Marcin Maziarz

I joined the lab of Mikel Garcia-Marcos in December 2016, with a particular interest in studying the regulation of heterotrimeric G proteins, as well as their role in disease. For one of my projects, I have been examining the link between G protein mutations and cancer. In particular, the Gαq/11 proteins are mutated in nearly 90% of patients suffering from an eye cancer known as uveal melanoma (UM), and which lacks effective therapies. For this reason, it is critical that we understand the molecular mechanisms that are dysregulated in this cancer. In a 2018 publication in the Journal of Biological Chemistry (JBC), we describe how the Gαq Q209P mutant protein frequently found in UM has distinct molecular properties from other Gαq mutant proteins and from the normal protein. In the future, we hope to take advantage of these properties to develop specific inhibitors of this mutant protein that do not affect the normal Gαq protein, which could pave the way for therapies for this cancer type.

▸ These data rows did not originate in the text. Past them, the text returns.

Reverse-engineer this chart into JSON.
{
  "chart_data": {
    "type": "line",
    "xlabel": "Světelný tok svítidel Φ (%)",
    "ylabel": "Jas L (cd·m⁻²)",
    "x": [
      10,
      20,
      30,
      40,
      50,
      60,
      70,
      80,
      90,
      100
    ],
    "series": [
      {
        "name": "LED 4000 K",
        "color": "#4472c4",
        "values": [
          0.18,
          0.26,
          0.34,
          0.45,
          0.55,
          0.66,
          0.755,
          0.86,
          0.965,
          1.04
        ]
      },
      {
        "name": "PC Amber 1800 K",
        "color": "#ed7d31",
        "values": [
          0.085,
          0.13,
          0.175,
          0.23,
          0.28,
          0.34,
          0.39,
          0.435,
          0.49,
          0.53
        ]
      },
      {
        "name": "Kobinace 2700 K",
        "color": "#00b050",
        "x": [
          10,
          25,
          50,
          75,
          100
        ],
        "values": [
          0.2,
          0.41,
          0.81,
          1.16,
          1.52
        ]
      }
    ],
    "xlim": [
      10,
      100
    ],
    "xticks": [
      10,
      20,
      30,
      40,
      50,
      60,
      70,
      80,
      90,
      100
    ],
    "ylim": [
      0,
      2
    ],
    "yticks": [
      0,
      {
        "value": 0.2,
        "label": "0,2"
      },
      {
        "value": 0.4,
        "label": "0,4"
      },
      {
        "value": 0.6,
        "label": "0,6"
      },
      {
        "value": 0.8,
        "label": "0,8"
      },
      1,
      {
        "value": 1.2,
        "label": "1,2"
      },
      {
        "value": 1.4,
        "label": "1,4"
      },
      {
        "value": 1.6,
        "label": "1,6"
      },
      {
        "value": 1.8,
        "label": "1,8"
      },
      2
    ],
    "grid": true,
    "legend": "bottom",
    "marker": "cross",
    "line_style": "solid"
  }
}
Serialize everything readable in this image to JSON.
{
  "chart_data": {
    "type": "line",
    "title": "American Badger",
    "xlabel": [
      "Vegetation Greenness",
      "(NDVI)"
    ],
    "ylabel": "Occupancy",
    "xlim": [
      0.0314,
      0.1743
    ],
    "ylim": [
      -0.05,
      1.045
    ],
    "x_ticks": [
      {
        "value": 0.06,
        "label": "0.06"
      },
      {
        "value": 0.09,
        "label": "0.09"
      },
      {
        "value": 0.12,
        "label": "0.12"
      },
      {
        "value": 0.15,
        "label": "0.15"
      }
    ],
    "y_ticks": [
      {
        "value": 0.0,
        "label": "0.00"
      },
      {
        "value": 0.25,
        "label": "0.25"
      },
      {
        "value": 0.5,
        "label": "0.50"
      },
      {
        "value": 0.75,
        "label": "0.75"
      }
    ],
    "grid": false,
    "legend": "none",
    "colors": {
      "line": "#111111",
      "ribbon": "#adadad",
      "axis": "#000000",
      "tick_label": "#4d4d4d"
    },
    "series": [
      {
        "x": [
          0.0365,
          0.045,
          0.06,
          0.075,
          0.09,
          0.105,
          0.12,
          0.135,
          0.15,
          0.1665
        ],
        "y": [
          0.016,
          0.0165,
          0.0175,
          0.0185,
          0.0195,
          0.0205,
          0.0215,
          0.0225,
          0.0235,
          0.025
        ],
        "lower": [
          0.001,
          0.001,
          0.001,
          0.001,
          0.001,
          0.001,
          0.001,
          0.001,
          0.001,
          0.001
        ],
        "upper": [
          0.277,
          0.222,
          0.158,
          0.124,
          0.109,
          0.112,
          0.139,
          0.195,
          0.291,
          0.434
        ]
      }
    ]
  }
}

In addition to activation by G-protein coupled receptors (GPCRs), G proteins are also activated by cytoplasmic factors, called non-receptor GEFs. Dysregulation of these proteins has been linked to human disorders, including cancer, birth defects, heptic fibrosis, or kidney failure, among others. Identifying additional activators using strictly bioinformatics approaches has been challenging, as only a subset of these proteins have a short Gα-binding-and-activating (GBA) motif in common, necessitating a more rigorous approach. In a 2018 JBC Editors’ Pick study, we outline a pipeline for the discovery and validation of non-receptor GBA proteins, and identify a new member called PLCδ4b. Using a combination of biochemical and genetic assays, we show that PLCδ4b has all of the characteristics of the known non-receptor GBA proteins: it binds to the inactive Gαi protein, promotes nucleotide exchange in vitro, and activates G protein signaling in cells.

Considering the crucial role of G proteins and GPCRs in human pathophysiology, there is a major need in the biomedical community for improved tools to study G protein signaling. One major limitation of current reporters is that they require overexpression of G proteins and their coupled receptors, which may not be physiologically relevant, and/or overexpression of multiple genetic components, which is difficult to achieve in some cells. To overcome these problems, I am currently developing G protein activity biosensors that can more faithfully report G protein activation, and can be implemented to monitor the activation of endogenous G proteins in their native cellular context.